Como foi a formação musical do Waguinho?
Tudo aconteceu quando eu tinha 15 anos e participei de um festival de música, onde estava o Jorginho do Império. Eram 120 concorrentes e eu fui classificado em quinto lugar. Eu gostava de música, já tocava um pouquinho de violão, mas foi aí que eu percebi que minha vocação seria a música, que o meu trabalho seria com música, pro resto da vida. Hoje eu sou multiinstrumentista, toco mais de vinte instrumentos. Mas a partir daquele momento passei a me dedicar mais, a estudar mais. Aí veio 1986 e a febre do pagode, quando Almir Guineto introduziu o banjo no samba, no Cacique de Ramos. O Fundo de Quintal foi o primeiro grupo de samba que fez fama no Brasil e que por felicidade são meus amigos -, fundado pelo falecido Neocir. Eu morava numa comunidade carente, na favela do Morro do Alemão, e o pessoal falou que estavam procurando alguém pra tocar o cavaquinho no grupo. Como todos tocavam percussão bem, eles falaram Waguinho, como você toca violão, vai ter que encarar, porque precisa de um cavaquinho no grupo. Na época eu trabalhava em Niterói, como office-boy no Diário Oficial, e a minha chefe era a mãe do (ator) Márcio Garcia, meu amigo até hoje. O Márcio me deu uma força, me levou no Faustão, na Angélica, fui ao Video Show, gravei com os Titãs, enfim, tive essa cobertura toda, fiquei bem conhecido. E então comecei a estudar mais sério o cavaquinho.

E com quem você estudou?
Estudei com o professor Bola Errada. Fiquei curioso com o nome, mas fui lá estudar com o cara. Na realidade, ele tocava muito o violão e tinha um conhecimento muito bom de teoria. E juntando o talento que Papai do Céu me deu com o conhecimento que o Bola me passou, eu descobri que o cavaquinho era o meu instrumento. Em quinze dias de estudo eu já tocava alguma coisa e dois meses depois já estava tocando com a saudosa Jovelina Pérola Negra. Toquei também com Almir Guineto, João Nogueira, sempre estudando.

E nessa época você ainda morava no Alemão?
Sim, morava ali em Ramos. Por razões financeiras tive que me mudar de uma comunidade pra outra, mas a minha raiz está toda no Alemão.

E a sua relação com escola de samba? Você falou do Jorginho do Império, mas você é de Ramos, e ali quem manda é a Imperatriz
É, eu sou cria da Imperatriz Leopoldinense, na rua Professor Lace. O patrono lá hoje, Luizinho Drummond, é meu amigo particular, o Capitão Guimarães também, todos me conhecem, sabem que eu estou aqui, defendendo a nossa bandeira do samba, e se orgulham muito disso, o que é muito legal pra minha carreira.
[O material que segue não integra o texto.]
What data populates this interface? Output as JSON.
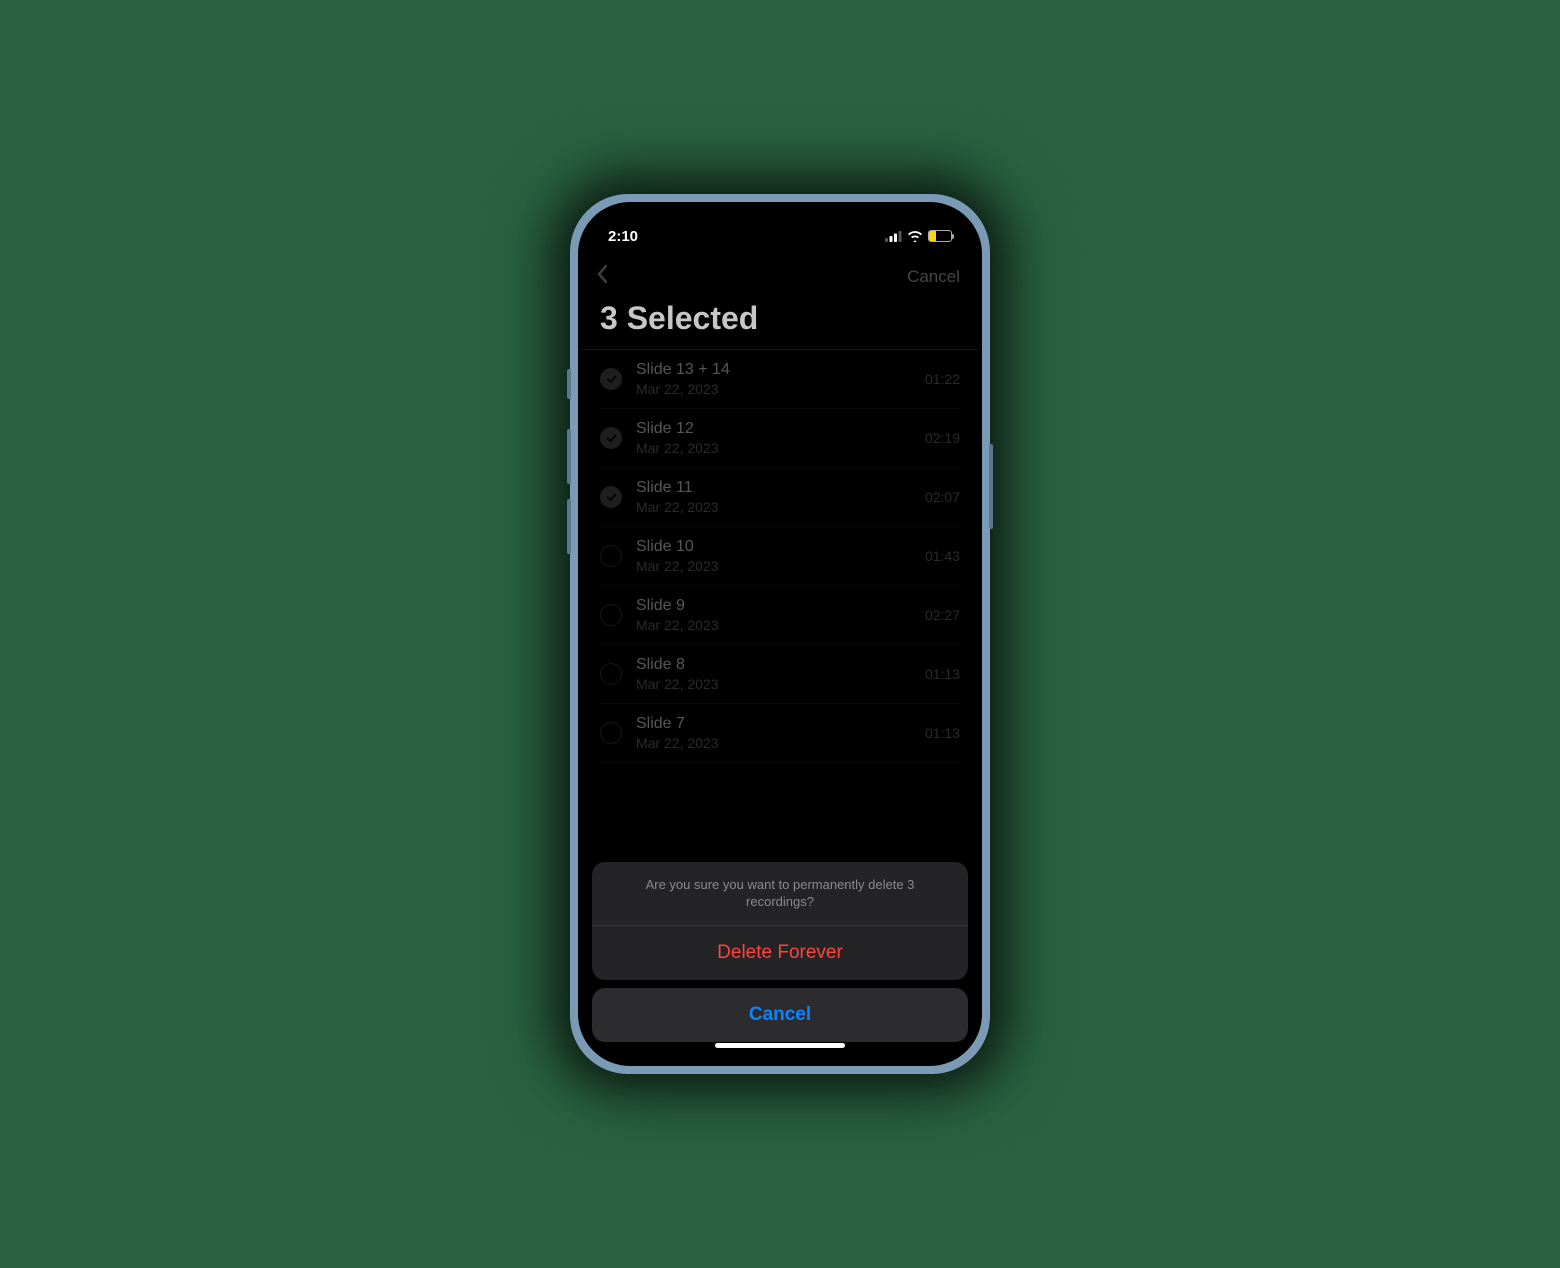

Mas, voltando ao assunto, depois que eu despontei, toquei com vários baluartes do samba: Exporta Samba, Deita e Rola, Beth Carvalho Comecei a perceber que eu era um cavaquinista diferente, e procurei então o Wanderson Martins, grande cavaquinista, superconceituado e que grava com todo mundo, hoje em dia cavaquinista do Martinho da Vila. Foi quando eu comecei a me aprofundar mais no instrumento, a estudar mais e mais, porque sentia que precisava do estudo pra ser uma fera no cavaco, independente do meu talento. Eu me sinto bem tocando o cavaquinho porque toco por amor. Tem gente que toca só pelo lado profissional.
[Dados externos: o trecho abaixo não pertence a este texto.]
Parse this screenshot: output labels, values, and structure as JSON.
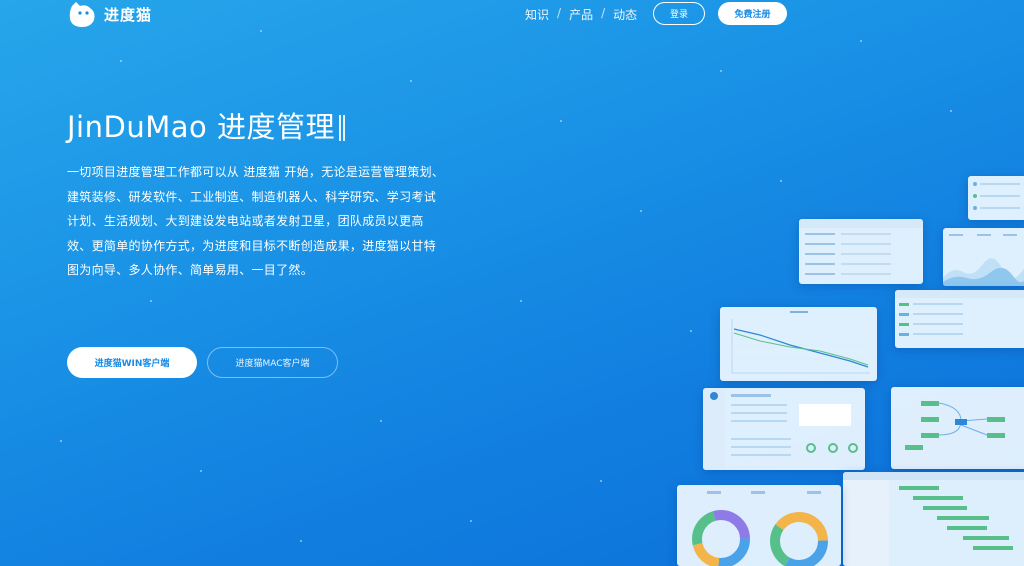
{
  "header": {
    "logo_text": "进度猫",
    "nav": [
      {
        "label": "知识"
      },
      {
        "label": "产品"
      },
      {
        "label": "动态"
      }
    ],
    "nav_separator": "/",
    "login_label": "登录",
    "register_label": "免费注册"
  },
  "hero": {
    "title": "JinDuMao 进度管理",
    "description": "一切项目进度管理工作都可以从 进度猫 开始，无论是运营管理策划、建筑装修、研发软件、工业制造、制造机器人、科学研究、学习考试计划、生活规划、大到建设发电站或者发射卫星，团队成员以更高效、更简单的协作方式，为进度和目标不断创造成果，进度猫以甘特图为向导、多人协作、简单易用、一目了然。",
    "cta_win": "进度猫WIN客户端",
    "cta_mac": "进度猫MAC客户端"
  },
  "colors": {
    "bg_top": "#27a6ea",
    "bg_bottom": "#0b6fd9",
    "accent": "#1a8ce6",
    "white": "#ffffff"
  },
  "icons": [
    "cat-logo-icon"
  ]
}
Pois é, e eu até pensei que o seu nome artístico Waguinho do Cavaco fosse só um jogada para diferenciar, mas agora vejo que a sua relação profunda com o instrumento é que te batizou mesmo
É, e na verdade quem começou a me chamar de Waguinho foi a mãe do Márcio Garcia, veja só

Então você se considera um instrumentista, mais que cantor ou compositor.
Sim, mas como o meu aprendizado foi todo no meio do samba, eu senti que eu poderia ter o meu lugar nesse mundo, porque a gente vê muita gente cantando por aí. E eu respeito todo mundo, mas vi que eu tinha chance, porque via meus amigos, como por exemplo o Dudu Nobre, que também é instrumentista e nunca foi cantor. É a mesma coisa, fomos criados juntos lá no Cacique de Ramos, na roda de Samba de Beto Sem Braço, Zeca Pagodinho O Zeca nem era conhecido, ele tocava cavaquinho com três cordas, porque sempre arrebentava uma corda `risos`. E hoje é o cara que está mandando no samba, junto com Martinho da Vila e o Dudu, que é praticamente afilhado dele, porque veio aí dessa safra do Beto Sem Braço, dos pagodes da Rua Nicarágua, que eu também frequento.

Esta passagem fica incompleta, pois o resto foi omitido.